Directly in front of us was the bus we were looking to catch. Rather than take us to the station, they had decided to take us directly to the bus. I suppose that explains the hurry they were in. My driver pulled up next to the bus and started kicking it while trying to avoid being run over by it. It stopped eventually and after some arguing, we were allowed to get on. Of course everyone on board was annoyed at the privileged foreigners who couldn’t just get on at the bus station like everyone else and I had to agree with them. I know our drivers were trying to help us out, but this particular bus leaves every fifteen or twenty minutes.

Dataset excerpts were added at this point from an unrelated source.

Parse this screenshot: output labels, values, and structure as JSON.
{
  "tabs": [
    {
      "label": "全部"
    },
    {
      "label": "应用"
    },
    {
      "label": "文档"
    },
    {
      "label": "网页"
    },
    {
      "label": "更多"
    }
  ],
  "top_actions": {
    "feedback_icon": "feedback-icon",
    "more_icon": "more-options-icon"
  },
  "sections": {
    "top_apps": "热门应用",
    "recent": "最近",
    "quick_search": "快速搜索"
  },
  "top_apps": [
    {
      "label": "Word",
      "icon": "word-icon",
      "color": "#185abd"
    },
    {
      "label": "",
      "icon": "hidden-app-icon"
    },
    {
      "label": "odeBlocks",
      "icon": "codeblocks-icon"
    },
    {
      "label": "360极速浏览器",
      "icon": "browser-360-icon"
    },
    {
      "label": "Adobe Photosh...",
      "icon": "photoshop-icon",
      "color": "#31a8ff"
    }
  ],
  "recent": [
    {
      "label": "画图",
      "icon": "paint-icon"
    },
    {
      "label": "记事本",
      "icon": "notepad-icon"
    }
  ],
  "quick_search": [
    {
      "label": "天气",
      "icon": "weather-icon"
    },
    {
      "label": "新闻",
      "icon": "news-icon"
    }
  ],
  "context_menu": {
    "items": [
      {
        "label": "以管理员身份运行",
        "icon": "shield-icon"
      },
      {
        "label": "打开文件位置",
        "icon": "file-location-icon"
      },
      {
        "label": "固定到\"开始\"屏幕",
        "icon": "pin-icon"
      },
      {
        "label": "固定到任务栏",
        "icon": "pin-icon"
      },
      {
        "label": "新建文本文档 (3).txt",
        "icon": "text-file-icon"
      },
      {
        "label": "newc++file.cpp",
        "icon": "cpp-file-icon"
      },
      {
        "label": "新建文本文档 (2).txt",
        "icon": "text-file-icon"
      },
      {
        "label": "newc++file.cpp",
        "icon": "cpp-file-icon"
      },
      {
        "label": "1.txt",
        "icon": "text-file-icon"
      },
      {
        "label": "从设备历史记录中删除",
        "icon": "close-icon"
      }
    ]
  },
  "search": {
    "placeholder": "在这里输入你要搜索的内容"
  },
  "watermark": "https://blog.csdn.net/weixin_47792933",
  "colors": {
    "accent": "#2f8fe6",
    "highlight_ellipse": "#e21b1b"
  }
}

The whole thing—thirty minutes of continuous near death experiences—had been entirely unnecessary.
This little “nice gesture” of theirs also meant that I didn’t get a chance to use the restroom at the bus station. I had been looking forward to that ever since I left the first station with a bladder swollen up like a bag of chips on an airplane. Then I and my close-to-bursting bladder spent 30 minutes getting bounced around on a hard motorcycle seat while constantly splashing through water.
Now my bladder and I had a three hour bus ride on an unfinished (unfinished may not be accurate—is unstarted a word?) road on a bus with no shocks and a driver whose feet apparently suffered from epilepsy. I mean, how else to explain the constant pumping of the pedals. The only plus was the complete lack of legroom. The pain from having my kneecaps ground to dust on the metal seatback in front of me did a pretty good job of distracting me from my oversized bladder.
Luckily it didn’t even take an hour before our bus broke down. While everyone else slowly meandered their way off the bus, I jumped out the window, dashed to the nearest tree and doubled the annual precipitation for this area of Myanmar.